Bütün bu lafızları bir sayfada toplayıp bir defa da
zikretmekle ona doğru anlamı kazandıracak kelimelerle - ki bazen binlerce
kelime buna ifâde etmekte yetersiz kalır - beraber zikredilmesi arasındaki
farkı anlayamayacak kişi kastedilen manayı idrâk etmekten ne kadar uzaktır!
Mâlik b. Enes, Ebu Hanife, İmam Şâfiî, Ahmet b. Hanbel ve
Süfyân-ı Sevri gibi büyük âlimler dahi kendi dönemlerinde kıskanılmış ve türlü
eziyetlere maruz kalmışken bana ne oluyor da bu dönemde yaşayan âlimlerin beni
yadırgamalarına şaşırıyorum. Nitekim sûfiyenin büyüklerinden olan Cüneyd-i
Bağdâdî, Şiblî, Bayezid Bistami, Zünnun-u Mısri, Sehl bin Abdullah et-Tusteri,
Ebu Hasen en-Nûrî ve Semnûn el- Muhibb gibileri de aynı âkıbete uğramışlar. Bu
haylırlı zevâtın uğradığı sıkıntıları ihtiva eden kitaplar tasnif edilmiştir.
Ben bunlardan bazılarını zikrettim fakat vakit dar olduğu için daha fazla
uzatmak istemedim ve şu beyitleri misal olarak getirdim.

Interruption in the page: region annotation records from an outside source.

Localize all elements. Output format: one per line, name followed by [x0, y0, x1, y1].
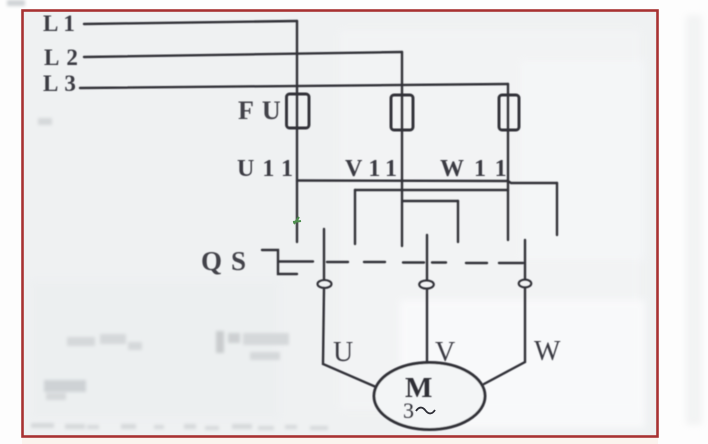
- svg-text:W: W: [534, 336, 561, 367]
- ghost bleed-through marks: [31, 118, 328, 430]
- wire V phase to motor: [426, 289, 428, 363]
- contact circle pole 1: [318, 280, 332, 288]
- wire crossover middle row: [355, 189, 508, 191]
- svg-text:L3: L3: [43, 71, 82, 96]
- svg-text:QS: QS: [201, 246, 255, 276]
- wire crossover U11 to right drop: [297, 181, 557, 184]
- wire drop at x355: [354, 190, 356, 244]
- QS switch handle: [262, 250, 297, 274]
- svg-text:3: 3: [403, 398, 414, 423]
- green mark on U11 wire: [293, 217, 301, 224]
- svg-text:L2: L2: [44, 45, 85, 70]
- svg-text:V: V: [435, 337, 455, 368]
- wire L3 vertical drop to fuse FU3: [507, 84, 509, 240]
- wire U phase to motor: [323, 288, 376, 387]
- wire L3 horizontal: [80, 84, 508, 88]
- svg-text:L1: L1: [43, 11, 80, 36]
- svg-text:FU: FU: [238, 96, 289, 125]
- wire QS pole 2 upper lead: [426, 235, 428, 280]
- wire L2 horizontal: [84, 52, 402, 57]
- contact circle pole 3: [519, 280, 532, 288]
- svg-text:V11: V11: [345, 156, 403, 182]
- wire right drop to QS pole 3: [556, 183, 558, 235]
- svg-text:W11: W11: [440, 156, 517, 182]
- fuse FU1: [287, 94, 310, 128]
- wire L1 vertical drop to fuse FU1: [296, 21, 298, 242]
- strip below bottom border: [22, 438, 658, 444]
- svg-text:U: U: [333, 337, 353, 368]
- wire W phase to motor: [484, 288, 525, 384]
- wire drop at x458: [457, 201, 459, 242]
- tilde of 3~: [416, 408, 435, 414]
- contact circle pole 2: [419, 280, 434, 288]
- motor M circle: [374, 363, 485, 430]
- wire QS pole 3 upper lead: [524, 240, 526, 279]
- QS linkage dashed line: [279, 260, 313, 262]
- wire L1 horizontal: [84, 21, 297, 24]
- right margin grey strip: [686, 15, 702, 425]
- svg-text:U11: U11: [237, 156, 301, 182]
- wire L2 vertical drop to fuse FU2: [401, 52, 403, 246]
- fuse FU3: [499, 95, 519, 130]
- smudge top-left outside: [7, 0, 25, 6]
- wire crossover V11 row: [403, 200, 458, 202]
- wire QS pole 1 upper lead: [323, 229, 325, 279]
- fuse FU2: [391, 95, 413, 130]
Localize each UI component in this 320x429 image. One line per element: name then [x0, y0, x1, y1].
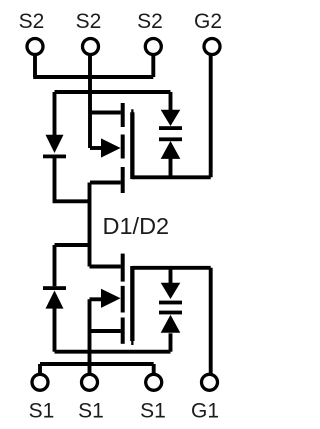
wire diode D-top anode drop [53, 92, 57, 135]
zener Z1 lower triangle [161, 315, 181, 333]
wire zener Z1 bottom [169, 333, 173, 351]
wire Q1 gate horizontal to G1 [132, 266, 210, 270]
wire G1 vertical [209, 268, 213, 375]
transistor Q1 gate bar [130, 266, 134, 341]
wire diode D-bottom anode drop [53, 308, 57, 351]
svg-text:S2: S2 [76, 10, 102, 33]
wire S2 pin3 to bus [151, 55, 155, 78]
wire G2 vertical [209, 55, 213, 178]
wire Q2 source horizontal [90, 111, 121, 115]
wire zener Z2 top [169, 92, 173, 110]
transistor Q2 body arrow head [101, 138, 121, 157]
wire Q2 body arrow tail [90, 146, 102, 150]
svg-text:D1/D2: D1/D2 [103, 213, 170, 239]
transistor Q2 channel middle dash [121, 135, 125, 159]
wire Q1 drain horizontal [90, 265, 121, 269]
wire S1 bus bottom [40, 362, 154, 366]
terminal S1 pin2 circle [82, 374, 98, 390]
transistor Q2 channel top dash [121, 103, 125, 127]
zener Z2 upper triangle [161, 110, 181, 126]
zener Z1 upper triangle [161, 283, 181, 299]
wire diode D-top cathode to drain [55, 156, 90, 202]
terminal S1 pin1 circle [32, 374, 48, 390]
wire S1 pin3 riser [152, 364, 156, 375]
wire Q1 source horizontal [90, 329, 121, 333]
svg-text:S1: S1 [78, 400, 104, 423]
wire Q1 body arrow tail [90, 297, 103, 301]
wire S2 pin2 down to body arrow [88, 55, 92, 149]
transistor Q2 channel bottom dash [121, 167, 125, 193]
diode D-bottom cathode bar [43, 286, 66, 290]
terminal S2 pin3 circle [145, 39, 161, 55]
transistor Q1 gate bar tip [131, 341, 133, 345]
svg-text:G2: G2 [194, 10, 222, 33]
wire Q2 gate horizontal to G2 [132, 175, 210, 179]
zener Z1 lower cathode bar [159, 311, 182, 315]
wire S1 pin1 riser [38, 364, 42, 375]
terminal S2 pin1 circle [27, 39, 43, 55]
transistor Q1 channel top dash [121, 254, 125, 282]
wire S2 bus top [33, 75, 153, 79]
svg-text:G1: G1 [191, 400, 219, 423]
svg-text:S1: S1 [29, 400, 55, 423]
wire Q2 drain horizontal [90, 181, 121, 185]
transistor Q2 gate bar [130, 112, 134, 179]
wire bottom source rail [55, 350, 171, 354]
terminal G1 circle [202, 374, 218, 390]
transistor Q1 channel middle dash [121, 286, 125, 313]
wire Q1 body vertical down to S1 [88, 299, 92, 374]
transistor Q2 gate bar tip [131, 109, 133, 113]
transistor Q1 body arrow head [101, 289, 121, 308]
wire top source rail [55, 90, 171, 94]
wire diode D-bottom cathode to drain [55, 245, 90, 286]
transistor Q1 channel bottom dash [121, 318, 125, 344]
diode D-top cathode bar [43, 155, 66, 159]
wire S2 pin1 to bus [33, 55, 37, 78]
zener Z2 lower triangle [161, 141, 181, 159]
zener Z1 upper cathode bar [159, 301, 182, 305]
terminal S1 pin3 circle [146, 374, 162, 390]
diode D-bottom triangle [46, 291, 64, 309]
svg-text:S2: S2 [137, 10, 163, 33]
zener Z2 upper cathode bar [159, 126, 182, 130]
wire zener Z1 top [169, 268, 173, 283]
svg-text:S2: S2 [19, 10, 45, 33]
terminal S2 pin2 circle [83, 39, 99, 55]
wire zener Z2 bottom [169, 159, 173, 178]
terminal G2 circle [204, 39, 220, 55]
diode D-top triangle [46, 135, 64, 153]
wire common drain vertical D1/D2 [88, 183, 92, 267]
svg-text:S1: S1 [140, 400, 166, 423]
zener Z2 lower cathode bar [159, 137, 182, 141]
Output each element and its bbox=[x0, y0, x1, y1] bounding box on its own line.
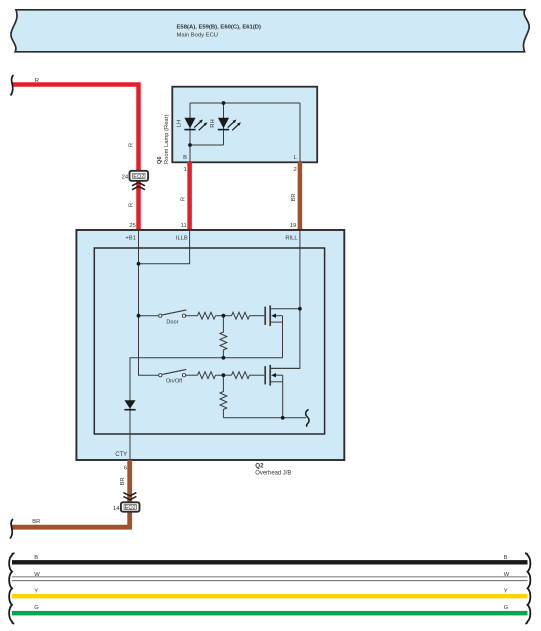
svg-text:R: R bbox=[35, 78, 39, 84]
wire: brown RILL bbox=[298, 162, 303, 230]
svg-text:14: 14 bbox=[113, 506, 120, 512]
svg-text:LH: LH bbox=[177, 120, 183, 127]
svg-text:G: G bbox=[34, 605, 39, 611]
torn end bottom left bbox=[10, 519, 13, 539]
wire: red ILLB bbox=[187, 162, 192, 230]
bus from FET1 source to diode branch bbox=[130, 316, 283, 460]
room lamp Q6 box bbox=[172, 87, 317, 163]
wire: brown CTY out bbox=[12, 460, 130, 527]
svg-text:E58(A), E59(B), E60(C), E61(D): E58(A), E59(B), E60(C), E61(D) bbox=[177, 25, 262, 31]
LED RH bbox=[210, 118, 241, 131]
resistor R-e bbox=[232, 372, 250, 379]
Main Body ECU banner bbox=[11, 10, 529, 52]
wire Q6 right to pin L bbox=[299, 103, 301, 162]
bus B black bbox=[12, 555, 528, 565]
junction Q6 top bbox=[222, 101, 226, 105]
svg-text:EQ2: EQ2 bbox=[125, 505, 136, 511]
bus2 bbox=[223, 417, 306, 419]
resistor R-a bbox=[198, 312, 216, 319]
junction chevrons up bbox=[132, 183, 145, 190]
svg-text:ILLB: ILLB bbox=[176, 235, 188, 241]
wire FET2 source to ground bus bbox=[282, 375, 284, 418]
svg-text:19: 19 bbox=[290, 223, 297, 229]
svg-text:R: R bbox=[129, 203, 135, 207]
on/off row bbox=[186, 374, 198, 376]
svg-text:24: 24 bbox=[122, 175, 129, 181]
wire LED RH branch bbox=[223, 103, 225, 145]
svg-text:2: 2 bbox=[294, 167, 297, 173]
wire RILL down to FET drains bbox=[271, 230, 300, 368]
overhead J/B Q2 outer box bbox=[76, 230, 344, 460]
wire door row bbox=[139, 315, 159, 317]
diode D1 bbox=[124, 400, 135, 409]
svg-text:Q6: Q6 bbox=[157, 157, 163, 164]
svg-text:11: 11 bbox=[181, 223, 187, 229]
junction pull-down 1 bbox=[222, 356, 226, 360]
svg-text:BR: BR bbox=[32, 519, 40, 525]
resistor R-d bbox=[198, 372, 216, 379]
switch Door bbox=[159, 310, 187, 325]
svg-text:B: B bbox=[183, 155, 187, 161]
break squiggle on bus2 bbox=[306, 409, 309, 426]
inner box bbox=[94, 248, 324, 434]
svg-text:BR: BR bbox=[120, 477, 126, 485]
resistor R-f vertical bbox=[220, 375, 227, 418]
svg-text:Y: Y bbox=[34, 588, 38, 594]
svg-text:25: 25 bbox=[129, 223, 136, 229]
wire +B1 down to On/Off bbox=[139, 230, 159, 375]
svg-text:CTY: CTY bbox=[115, 452, 127, 458]
svg-text:Door: Door bbox=[166, 319, 178, 325]
svg-text:R: R bbox=[129, 143, 135, 147]
svg-text:Main Body ECU: Main Body ECU bbox=[177, 32, 219, 38]
junction +B1/ILLB bbox=[137, 262, 141, 266]
LED LH bbox=[177, 118, 208, 131]
svg-text:Q2: Q2 bbox=[255, 463, 264, 470]
bus W white bbox=[12, 572, 528, 581]
wire LED LH branch to pin B bbox=[189, 103, 191, 162]
wire LED cathode tie bbox=[190, 144, 224, 146]
junction Q6 cathode tie bbox=[188, 143, 192, 147]
svg-text:Y: Y bbox=[504, 588, 508, 594]
junction +B1/Door bbox=[137, 314, 141, 318]
svg-text:6: 6 bbox=[124, 465, 128, 471]
svg-text:Room Lamp (Rear): Room Lamp (Rear) bbox=[164, 114, 170, 164]
junction Door row divider bbox=[222, 314, 226, 318]
internal wiring bbox=[130, 230, 306, 460]
resistor R-b bbox=[232, 312, 250, 319]
svg-text:On/Off: On/Off bbox=[166, 379, 183, 385]
wire ILLB down and left bbox=[139, 230, 190, 264]
torn edge left of buses bbox=[9, 553, 14, 623]
junction RILL/FET1 drain bbox=[298, 307, 302, 311]
svg-text:1: 1 bbox=[184, 167, 187, 173]
resistor R-c vertical bbox=[220, 316, 227, 358]
junction chevrons down bbox=[123, 493, 136, 500]
junction FET2 source bus bbox=[281, 416, 285, 420]
svg-text:RILL: RILL bbox=[285, 235, 298, 241]
bus Y yellow bbox=[12, 588, 528, 598]
wire Q6 top feed bbox=[190, 102, 300, 104]
svg-text:Overhead J/B: Overhead J/B bbox=[255, 471, 291, 477]
switch On/Off bbox=[159, 369, 187, 384]
transistor FET2 bbox=[265, 365, 300, 386]
wire: red feed from left bbox=[12, 85, 139, 231]
svg-text:R: R bbox=[181, 197, 187, 201]
svg-text:BR: BR bbox=[291, 193, 297, 201]
junction On/Off row divider bbox=[222, 373, 226, 377]
svg-text:RH: RH bbox=[210, 119, 216, 127]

“Şimşek Necd’e doğru yöneldi, ben de ona dedim ki,
Ey şimşek! Ben senle ilgilenmiyorum. ”
Daha yirmili yaşlara gelmeden çocukluk yıllarımda elli ve
altmış yaşındakilerin bırakın onlar gibisini yazmayı anlayamadıkları kitaplar
telif ettim. Bu durumda kıskanılmam şaşılacak bir şey değildir.
“Beni haset ediyorlarsa onları kınayacak değilim.
Benden önce de fazilet sahibi insanlara haset edildi ”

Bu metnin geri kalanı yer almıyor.